Ввиду того, что показания Лотты Хойзер не совсем совпадали с показаниями Маргарет, сию несчастную пришлось снова подвергнуть допросу.

Правильно ли, что она танцевала с лицами, перечисленными Лоттой, и что они несколько раз собирались у нее на квартире? Не находилась ли она в близких отношениях с Генрихом уже задолго до того случая, который можно обозначить как «происшествие во Фленсбурге»?

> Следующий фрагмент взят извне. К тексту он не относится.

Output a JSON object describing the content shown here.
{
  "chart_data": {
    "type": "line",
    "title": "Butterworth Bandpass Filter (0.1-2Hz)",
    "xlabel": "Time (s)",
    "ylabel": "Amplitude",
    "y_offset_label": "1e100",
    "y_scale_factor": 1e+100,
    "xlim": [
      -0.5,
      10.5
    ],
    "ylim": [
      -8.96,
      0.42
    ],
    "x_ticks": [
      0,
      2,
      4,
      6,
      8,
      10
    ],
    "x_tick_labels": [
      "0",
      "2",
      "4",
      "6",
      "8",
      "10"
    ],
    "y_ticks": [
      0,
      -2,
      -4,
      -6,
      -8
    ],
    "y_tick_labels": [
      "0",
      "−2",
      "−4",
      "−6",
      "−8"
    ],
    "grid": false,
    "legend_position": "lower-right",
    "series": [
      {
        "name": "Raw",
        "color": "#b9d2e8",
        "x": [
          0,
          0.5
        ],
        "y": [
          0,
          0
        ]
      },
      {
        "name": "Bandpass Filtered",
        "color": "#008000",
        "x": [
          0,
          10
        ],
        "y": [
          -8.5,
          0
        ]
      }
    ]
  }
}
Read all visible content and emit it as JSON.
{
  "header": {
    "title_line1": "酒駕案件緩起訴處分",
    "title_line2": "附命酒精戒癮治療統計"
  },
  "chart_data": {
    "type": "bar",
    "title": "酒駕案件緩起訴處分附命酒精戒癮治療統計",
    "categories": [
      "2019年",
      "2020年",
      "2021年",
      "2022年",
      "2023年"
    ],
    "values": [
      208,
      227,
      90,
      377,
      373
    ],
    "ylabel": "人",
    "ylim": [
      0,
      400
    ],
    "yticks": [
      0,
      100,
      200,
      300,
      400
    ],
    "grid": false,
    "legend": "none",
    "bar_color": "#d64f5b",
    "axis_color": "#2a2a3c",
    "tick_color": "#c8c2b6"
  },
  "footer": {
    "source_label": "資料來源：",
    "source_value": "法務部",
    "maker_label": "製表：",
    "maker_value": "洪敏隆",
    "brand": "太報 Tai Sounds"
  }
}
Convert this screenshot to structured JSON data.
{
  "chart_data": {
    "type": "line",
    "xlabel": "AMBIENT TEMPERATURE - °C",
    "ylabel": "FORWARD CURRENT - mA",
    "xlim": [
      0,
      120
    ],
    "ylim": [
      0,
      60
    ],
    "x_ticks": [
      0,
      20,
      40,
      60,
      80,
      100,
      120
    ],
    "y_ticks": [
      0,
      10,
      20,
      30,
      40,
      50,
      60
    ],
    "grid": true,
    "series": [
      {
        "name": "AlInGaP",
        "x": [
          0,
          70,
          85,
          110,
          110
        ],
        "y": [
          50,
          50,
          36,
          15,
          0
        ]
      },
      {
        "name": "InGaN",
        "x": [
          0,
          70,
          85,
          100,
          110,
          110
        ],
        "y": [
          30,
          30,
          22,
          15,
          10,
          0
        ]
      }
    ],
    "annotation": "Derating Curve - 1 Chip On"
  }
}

«Последнее, – сказала Маргарет, отхлебнув изрядный глоток виски и впав в состояние умиротворенности, в своего рода эйфорию с оттенком грусти, – последнее я решительно отвергаю, уж это я бы хорошо помнила и не стала бы отрицать. С какой стати? Дело в том, что я тогда совершила ошибку, познакомила Генриха с моим мужем. Шлёмер редко бывал дома, я и тогда не понимала и до сих пор не знаю, чем он, собственно, промышлял – торговлей оружием или шпионажем; во всяком случае, денег у него куры не клевали. И от меня он почти ничего не требовал, только чтобы я «ждала его», когда он отправлял мне телеграмму. Он был старше меня, ему уже минуло лет тридцать пять. И вовсе не дурен собой. Элегантный мужчина и прочее и прочее, типичный светский человек… И они с Генрихом друг другу понравились. Генрих мог быть замечательным возлюбленным, но это вовсе не значило, что он хотел стать моим любовником, – тогда еще нет. Ну, а я была из породы любовниц. А он нет. И вот что случилось. Он познакомился с моим мужем, и на него напала робость. Поэтому между нами в ту пору еще ничего не произошло… Но все остальное правильно, то есть то, что я видела его больше двух раз, танцевала с ним и что у меня в квартире собиралась вся их компания. Только Лотта могла вам это рассказать, да, это правильно, но больше, чем четыре раза в общей сложности, мы все равно с ним не виделись».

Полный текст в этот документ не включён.